In Benefit Provisions in Multiemployer Defined Benefit Pension Plans 2016 Plan Year Reporting, the PBGC supplements its data tables and provides a detailed review of plan provisions available to active workers participating in multiemployer pension plans.

The significant findings in this report include: 

  • The most common formulas provide for a flat dollar monthly benefit for each year of credited service.
  • The average monthly accrual rate for the flat dollar plans is about $102 per month per year of service. 
  • The average benefit accrual rate across all plan types that were included in the study is estimated to be comparable to a $99 per month per year of service benefit; the median benefit across all plans is estimated to be $83 per year of service. 
  • The construction industry covers by far the highest share of plans (55%) and the highest share of active participants (42%). 
  • Pension accruals are generally lower for critical and critical and declining plans than for healthier plans. These critical and critical and declining plans also have a lower incidence of disability benefit provisions. 
  • Accrued pension benefits are higher than average in the construction and transportation/warehousing sectors and lower than average in the retail and manufacturing sectors. 

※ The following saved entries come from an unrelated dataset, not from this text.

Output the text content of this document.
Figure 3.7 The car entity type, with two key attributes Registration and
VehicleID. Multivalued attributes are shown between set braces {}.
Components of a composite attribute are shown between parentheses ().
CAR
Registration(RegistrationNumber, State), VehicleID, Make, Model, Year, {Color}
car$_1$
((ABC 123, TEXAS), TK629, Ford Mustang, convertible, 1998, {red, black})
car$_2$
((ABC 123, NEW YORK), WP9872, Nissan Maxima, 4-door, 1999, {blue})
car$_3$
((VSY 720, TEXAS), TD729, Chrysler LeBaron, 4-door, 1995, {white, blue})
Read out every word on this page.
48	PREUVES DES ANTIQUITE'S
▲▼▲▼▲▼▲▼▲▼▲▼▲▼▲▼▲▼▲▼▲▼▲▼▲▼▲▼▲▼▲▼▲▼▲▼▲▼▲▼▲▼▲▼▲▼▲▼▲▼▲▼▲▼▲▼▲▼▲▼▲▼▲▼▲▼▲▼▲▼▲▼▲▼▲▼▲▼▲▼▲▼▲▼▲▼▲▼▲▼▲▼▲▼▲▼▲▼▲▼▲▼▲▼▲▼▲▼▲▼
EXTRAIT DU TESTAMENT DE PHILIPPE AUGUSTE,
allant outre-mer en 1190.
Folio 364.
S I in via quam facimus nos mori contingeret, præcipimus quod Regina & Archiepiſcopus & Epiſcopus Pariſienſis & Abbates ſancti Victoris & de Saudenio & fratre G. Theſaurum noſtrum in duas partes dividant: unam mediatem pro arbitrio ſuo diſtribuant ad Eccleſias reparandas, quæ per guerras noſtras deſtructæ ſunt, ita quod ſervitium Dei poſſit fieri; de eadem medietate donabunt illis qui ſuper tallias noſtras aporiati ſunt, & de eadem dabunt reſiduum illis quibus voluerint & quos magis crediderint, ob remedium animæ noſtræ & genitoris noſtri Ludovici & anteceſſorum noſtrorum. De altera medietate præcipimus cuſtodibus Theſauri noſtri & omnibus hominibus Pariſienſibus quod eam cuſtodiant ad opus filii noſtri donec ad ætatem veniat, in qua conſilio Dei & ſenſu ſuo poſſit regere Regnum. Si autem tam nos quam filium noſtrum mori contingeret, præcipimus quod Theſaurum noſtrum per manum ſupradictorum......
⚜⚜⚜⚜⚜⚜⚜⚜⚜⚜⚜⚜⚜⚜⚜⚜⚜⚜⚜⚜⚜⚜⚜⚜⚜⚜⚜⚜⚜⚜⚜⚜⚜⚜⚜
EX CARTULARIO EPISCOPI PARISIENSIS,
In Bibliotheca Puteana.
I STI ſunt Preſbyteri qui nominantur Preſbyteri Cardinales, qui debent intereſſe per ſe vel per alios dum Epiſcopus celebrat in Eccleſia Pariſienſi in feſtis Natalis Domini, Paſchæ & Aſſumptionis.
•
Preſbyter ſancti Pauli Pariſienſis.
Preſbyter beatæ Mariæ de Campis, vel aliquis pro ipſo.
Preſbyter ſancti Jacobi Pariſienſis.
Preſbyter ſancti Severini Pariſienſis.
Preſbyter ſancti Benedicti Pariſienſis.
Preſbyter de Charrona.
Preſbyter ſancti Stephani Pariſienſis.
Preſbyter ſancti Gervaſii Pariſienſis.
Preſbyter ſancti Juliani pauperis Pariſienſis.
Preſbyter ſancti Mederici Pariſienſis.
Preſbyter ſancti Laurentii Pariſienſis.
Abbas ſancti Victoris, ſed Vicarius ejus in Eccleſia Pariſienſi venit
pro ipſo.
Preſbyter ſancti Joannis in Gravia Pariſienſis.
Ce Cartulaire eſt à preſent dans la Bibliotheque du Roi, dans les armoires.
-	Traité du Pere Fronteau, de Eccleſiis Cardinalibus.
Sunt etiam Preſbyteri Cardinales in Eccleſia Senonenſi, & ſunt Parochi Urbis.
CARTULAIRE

  • Normal retirement date overwhelmingly is age 65 (with or without a service requirement), although a significant number of construction industry plans use age 62. Construction industry plans, along with those in the transportation and warehousing sectors, have the highest incidence of subsidized early retirement benefits. “Subsidized” is defined as a 5% per year or less benefit reduction for early retirement.